Sitz des Dienstleisters

Bei der Auswahl eines neuen Dienstleister ist darauf zu achten, wo dieser Dienstleister seinen Sitz hat. Grund dafür sind die besonderen Anforderungen der DSGVO für den internationalen Datentransfer. Werden Daten in ein Land außerhalb der Europäische Union (EU) bzw. des Europäischer Wirtschaftsraum (EWR) übermittelt, sind geeignete Garantien erforderlich, um ein angemessenes Datenschutzniveau im Drittland zu gewährleisten. Im Einzelfall können diese Garantien fehlen oder der Fortbestand bestimmter Garantien (wie z.B. des EU-US Privacy Shield) ist umstritten. Natürlich gibt es aber auch Fälle, bei denen nur ein Dienstleister in einem Drittland in Frage kommt. Beispielsweise dann, wenn sich innerhalb der EU kein Dienstleister mit einer vergleichbaren Leistung findet. Hier gilt es bereits vor Beauftragung des Dienstleisters zu prüfen, ob und wie ein hinreichendes Datenschutzniveau garantiert wird. Häufig finden sich hierzu bereits nähere Informationen auf der Webseite des Dienstleisters. Hier kann und sollte auch der Datenschutzbeauftragte eingebunden werden, wenn Unsicherheiten bestehen. Eine klärende Besprechung kann hilfreich sein, um mit dem Dienstleister eine datenschutzkonforme Lösung zu finden.

Datensicherheit

Bei der Auswahl eines Dienstleisters muss sich der Verantwortliche insbesondere vergewissern, dass dieser hinreichende technischen und organisatorischen Maßnahmen zur Gewährleistung der Datensicherheit getroffen hat. Anhaltspunkte können auch entsprechende Zertifizierungen des Dienstleisters sein. Wird kein oder nur ein unzureichender Nachweis der technischen und organisatorischen Maßnahmen zur Datensicherheit erbracht, ist der Einsatz des Dienstleisters nicht zu empfehlen.

Risikobewertung

Bei der Auswahl des Dienstleisters ist grundsätzlich auch eine Risikobewertung durchzuführen. Je nachdem welche Daten der Dienstleister im Auftrag verarbeitet, sind die Anforderungen an den Dienstleister höher oder geringer. Verarbeitet der Dienstleister z.B. sensible Personaldaten oder Gesundheitsdaten, sind auch höhere Anforderungen an die getroffenen technischen und organisatorischen Maßnahmen zu stellen.

Subunternehmer

Es sollte weiterhin geprüft werden, ob die vom Dienstleister eingesetzten Subunternehmer hinreichend transparent sind. Hier findet man häufig unvollständige Angaben. So werden etwa die Adresse und das Land der Subunternehmer nicht angegeben. Besonders problematisch kann der Sitz von Subunternehmern in Drittländern sein. Hier sind eine Vielzahl von Fallgruppen möglich. Der Düsseldorfer Kreis, ein informelles Gremium der Datenschutzaufsichtsbehörden für den nicht-öffentlichen Bereich, hat hierzu vor vielen Jahren eine entsprechende Handreichung veröffentlicht. Hier bleibt abzuwarten, wie die Aufsichtsbehörden diese Fallgruppen unter der DSGVO bewerten.

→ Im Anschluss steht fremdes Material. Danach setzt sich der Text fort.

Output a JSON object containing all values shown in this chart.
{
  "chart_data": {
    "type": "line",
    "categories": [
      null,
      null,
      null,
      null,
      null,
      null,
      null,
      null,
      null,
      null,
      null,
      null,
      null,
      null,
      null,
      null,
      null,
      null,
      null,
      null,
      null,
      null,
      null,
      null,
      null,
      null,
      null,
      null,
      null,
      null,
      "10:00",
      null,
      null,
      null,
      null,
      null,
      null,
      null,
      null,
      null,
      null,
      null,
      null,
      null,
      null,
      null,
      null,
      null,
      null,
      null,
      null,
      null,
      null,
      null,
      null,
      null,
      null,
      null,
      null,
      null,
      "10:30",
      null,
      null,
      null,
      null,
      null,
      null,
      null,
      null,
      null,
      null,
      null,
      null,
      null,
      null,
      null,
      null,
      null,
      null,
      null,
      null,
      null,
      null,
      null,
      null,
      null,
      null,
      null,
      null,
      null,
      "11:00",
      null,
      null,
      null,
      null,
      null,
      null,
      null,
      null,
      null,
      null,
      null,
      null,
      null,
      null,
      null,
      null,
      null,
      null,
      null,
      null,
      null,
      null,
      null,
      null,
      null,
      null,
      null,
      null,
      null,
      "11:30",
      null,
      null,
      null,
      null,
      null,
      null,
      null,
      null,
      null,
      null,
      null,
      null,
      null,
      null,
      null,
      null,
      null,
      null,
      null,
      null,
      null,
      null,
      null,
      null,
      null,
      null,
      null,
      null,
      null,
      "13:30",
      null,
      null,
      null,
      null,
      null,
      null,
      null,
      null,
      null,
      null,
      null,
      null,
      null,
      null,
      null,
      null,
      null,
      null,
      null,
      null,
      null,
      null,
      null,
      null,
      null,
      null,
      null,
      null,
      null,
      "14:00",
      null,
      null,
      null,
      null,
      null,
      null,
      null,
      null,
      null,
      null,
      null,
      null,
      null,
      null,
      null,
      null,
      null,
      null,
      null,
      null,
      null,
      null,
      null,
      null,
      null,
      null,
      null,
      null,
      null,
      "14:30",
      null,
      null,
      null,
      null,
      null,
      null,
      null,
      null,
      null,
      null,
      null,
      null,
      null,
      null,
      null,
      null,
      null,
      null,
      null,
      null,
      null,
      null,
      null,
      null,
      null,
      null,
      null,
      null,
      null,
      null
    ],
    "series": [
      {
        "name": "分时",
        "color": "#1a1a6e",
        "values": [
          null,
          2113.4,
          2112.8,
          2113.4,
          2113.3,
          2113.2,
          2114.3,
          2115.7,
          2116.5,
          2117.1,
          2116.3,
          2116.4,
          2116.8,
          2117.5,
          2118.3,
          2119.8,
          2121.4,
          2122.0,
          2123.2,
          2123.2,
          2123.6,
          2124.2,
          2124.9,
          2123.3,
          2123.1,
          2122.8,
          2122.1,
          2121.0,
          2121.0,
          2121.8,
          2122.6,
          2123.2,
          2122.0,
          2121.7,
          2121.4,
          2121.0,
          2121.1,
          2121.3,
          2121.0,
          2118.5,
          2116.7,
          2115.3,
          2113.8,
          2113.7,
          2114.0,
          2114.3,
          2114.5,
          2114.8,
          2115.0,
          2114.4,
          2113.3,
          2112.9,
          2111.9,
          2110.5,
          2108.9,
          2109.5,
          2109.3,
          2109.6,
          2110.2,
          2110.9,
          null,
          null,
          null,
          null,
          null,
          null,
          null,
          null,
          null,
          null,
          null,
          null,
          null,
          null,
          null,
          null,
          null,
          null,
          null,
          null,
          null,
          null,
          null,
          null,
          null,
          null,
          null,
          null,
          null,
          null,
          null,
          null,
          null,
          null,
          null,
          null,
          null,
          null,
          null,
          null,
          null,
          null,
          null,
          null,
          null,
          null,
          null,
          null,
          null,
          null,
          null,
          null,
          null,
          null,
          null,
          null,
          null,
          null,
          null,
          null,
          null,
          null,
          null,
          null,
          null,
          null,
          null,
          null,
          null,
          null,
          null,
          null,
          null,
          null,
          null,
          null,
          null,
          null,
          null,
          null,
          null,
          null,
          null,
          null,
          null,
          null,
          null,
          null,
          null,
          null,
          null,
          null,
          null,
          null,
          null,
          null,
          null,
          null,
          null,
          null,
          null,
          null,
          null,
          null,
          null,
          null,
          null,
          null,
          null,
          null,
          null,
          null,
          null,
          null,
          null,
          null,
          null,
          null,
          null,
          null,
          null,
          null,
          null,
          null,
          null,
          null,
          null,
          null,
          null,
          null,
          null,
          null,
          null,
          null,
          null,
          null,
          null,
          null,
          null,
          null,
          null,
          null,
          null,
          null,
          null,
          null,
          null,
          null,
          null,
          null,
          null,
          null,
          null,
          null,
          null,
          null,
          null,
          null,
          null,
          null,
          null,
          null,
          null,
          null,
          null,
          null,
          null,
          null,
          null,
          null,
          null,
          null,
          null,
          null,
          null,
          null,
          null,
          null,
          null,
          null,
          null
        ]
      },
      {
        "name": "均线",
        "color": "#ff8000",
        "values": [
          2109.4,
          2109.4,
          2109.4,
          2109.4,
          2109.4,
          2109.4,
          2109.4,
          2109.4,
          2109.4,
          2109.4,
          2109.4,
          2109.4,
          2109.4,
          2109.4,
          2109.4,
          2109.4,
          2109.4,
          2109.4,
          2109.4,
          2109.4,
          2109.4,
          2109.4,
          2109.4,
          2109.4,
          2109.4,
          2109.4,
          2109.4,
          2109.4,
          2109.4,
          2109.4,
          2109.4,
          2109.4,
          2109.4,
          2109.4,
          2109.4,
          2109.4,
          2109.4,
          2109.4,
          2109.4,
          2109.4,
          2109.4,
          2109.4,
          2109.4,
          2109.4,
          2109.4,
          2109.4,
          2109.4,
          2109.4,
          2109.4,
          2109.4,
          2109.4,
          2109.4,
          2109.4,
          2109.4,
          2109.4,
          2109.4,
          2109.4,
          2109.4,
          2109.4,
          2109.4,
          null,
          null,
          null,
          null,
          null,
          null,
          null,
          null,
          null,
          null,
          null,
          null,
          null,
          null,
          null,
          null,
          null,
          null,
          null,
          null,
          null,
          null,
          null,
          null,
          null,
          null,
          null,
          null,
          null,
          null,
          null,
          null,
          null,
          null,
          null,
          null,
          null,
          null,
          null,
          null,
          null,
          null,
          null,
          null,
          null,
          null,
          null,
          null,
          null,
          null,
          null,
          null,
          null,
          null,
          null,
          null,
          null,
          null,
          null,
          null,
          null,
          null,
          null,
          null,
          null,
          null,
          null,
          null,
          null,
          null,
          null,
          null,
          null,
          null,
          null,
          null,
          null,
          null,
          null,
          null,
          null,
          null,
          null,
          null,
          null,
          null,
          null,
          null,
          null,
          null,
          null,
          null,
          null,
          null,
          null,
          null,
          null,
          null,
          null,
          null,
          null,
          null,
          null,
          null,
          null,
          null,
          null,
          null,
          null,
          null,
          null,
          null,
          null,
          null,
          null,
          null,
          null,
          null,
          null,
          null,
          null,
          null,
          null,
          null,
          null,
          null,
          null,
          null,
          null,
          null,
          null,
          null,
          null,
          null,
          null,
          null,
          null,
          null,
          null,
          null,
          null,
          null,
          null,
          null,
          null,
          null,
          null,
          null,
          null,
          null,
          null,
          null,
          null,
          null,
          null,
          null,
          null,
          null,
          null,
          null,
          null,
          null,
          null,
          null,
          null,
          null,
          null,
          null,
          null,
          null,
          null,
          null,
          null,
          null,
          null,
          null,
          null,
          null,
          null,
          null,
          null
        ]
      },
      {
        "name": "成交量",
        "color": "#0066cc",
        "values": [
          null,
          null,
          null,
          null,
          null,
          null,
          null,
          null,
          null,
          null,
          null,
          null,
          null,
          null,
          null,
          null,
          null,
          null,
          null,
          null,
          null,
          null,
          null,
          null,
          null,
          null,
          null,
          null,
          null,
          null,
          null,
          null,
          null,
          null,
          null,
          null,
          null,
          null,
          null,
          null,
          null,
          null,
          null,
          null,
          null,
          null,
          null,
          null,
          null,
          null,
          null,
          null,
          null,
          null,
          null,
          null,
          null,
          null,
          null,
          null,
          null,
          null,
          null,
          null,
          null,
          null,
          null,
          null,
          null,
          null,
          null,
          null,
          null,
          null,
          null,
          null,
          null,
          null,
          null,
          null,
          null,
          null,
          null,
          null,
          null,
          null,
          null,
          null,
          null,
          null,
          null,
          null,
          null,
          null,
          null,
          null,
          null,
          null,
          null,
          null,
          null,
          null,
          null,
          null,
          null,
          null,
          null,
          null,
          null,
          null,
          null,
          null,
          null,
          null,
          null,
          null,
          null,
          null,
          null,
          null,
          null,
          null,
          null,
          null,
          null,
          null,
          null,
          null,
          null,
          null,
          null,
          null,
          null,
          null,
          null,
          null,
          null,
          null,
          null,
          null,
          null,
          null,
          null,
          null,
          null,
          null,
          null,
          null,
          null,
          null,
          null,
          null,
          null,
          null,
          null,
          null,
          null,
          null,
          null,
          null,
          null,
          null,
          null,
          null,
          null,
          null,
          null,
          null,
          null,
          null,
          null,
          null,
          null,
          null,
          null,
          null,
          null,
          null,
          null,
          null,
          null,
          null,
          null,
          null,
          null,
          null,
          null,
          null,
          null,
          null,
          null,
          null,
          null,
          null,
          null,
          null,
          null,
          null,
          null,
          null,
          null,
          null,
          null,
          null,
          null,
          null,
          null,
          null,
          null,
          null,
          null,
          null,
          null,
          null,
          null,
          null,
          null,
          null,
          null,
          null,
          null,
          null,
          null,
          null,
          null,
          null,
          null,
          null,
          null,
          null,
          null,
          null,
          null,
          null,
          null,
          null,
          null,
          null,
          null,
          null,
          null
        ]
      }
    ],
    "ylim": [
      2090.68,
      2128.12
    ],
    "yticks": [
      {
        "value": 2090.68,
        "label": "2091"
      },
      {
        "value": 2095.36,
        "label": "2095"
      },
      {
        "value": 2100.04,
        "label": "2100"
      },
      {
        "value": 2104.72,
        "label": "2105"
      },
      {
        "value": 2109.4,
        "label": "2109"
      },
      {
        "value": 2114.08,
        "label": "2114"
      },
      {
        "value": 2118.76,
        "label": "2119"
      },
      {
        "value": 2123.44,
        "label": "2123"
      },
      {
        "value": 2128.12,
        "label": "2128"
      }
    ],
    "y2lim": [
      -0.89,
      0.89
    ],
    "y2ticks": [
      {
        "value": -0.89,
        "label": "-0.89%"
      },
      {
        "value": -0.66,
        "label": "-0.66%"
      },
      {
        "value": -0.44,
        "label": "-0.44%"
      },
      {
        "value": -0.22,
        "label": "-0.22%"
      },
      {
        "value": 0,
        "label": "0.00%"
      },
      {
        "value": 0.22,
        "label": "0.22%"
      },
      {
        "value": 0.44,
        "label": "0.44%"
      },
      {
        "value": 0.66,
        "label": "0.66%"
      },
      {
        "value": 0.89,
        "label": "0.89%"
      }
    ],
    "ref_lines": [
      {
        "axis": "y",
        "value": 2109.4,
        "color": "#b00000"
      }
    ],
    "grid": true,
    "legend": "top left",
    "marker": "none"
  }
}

Vereinbarung zur Auftragsverarbeitung

Die Vereinbarung zur Auftragsverarbeitung des Dienstleisters sollte – wenn keine eigene Vereinbarung zum Einsatz kommt – so früh wie möglich angefordert werden. Oft zeigt sich an der Vereinbarung bereits, wie professionell der Dienstleister mit dem Thema Datenschutz umgeht.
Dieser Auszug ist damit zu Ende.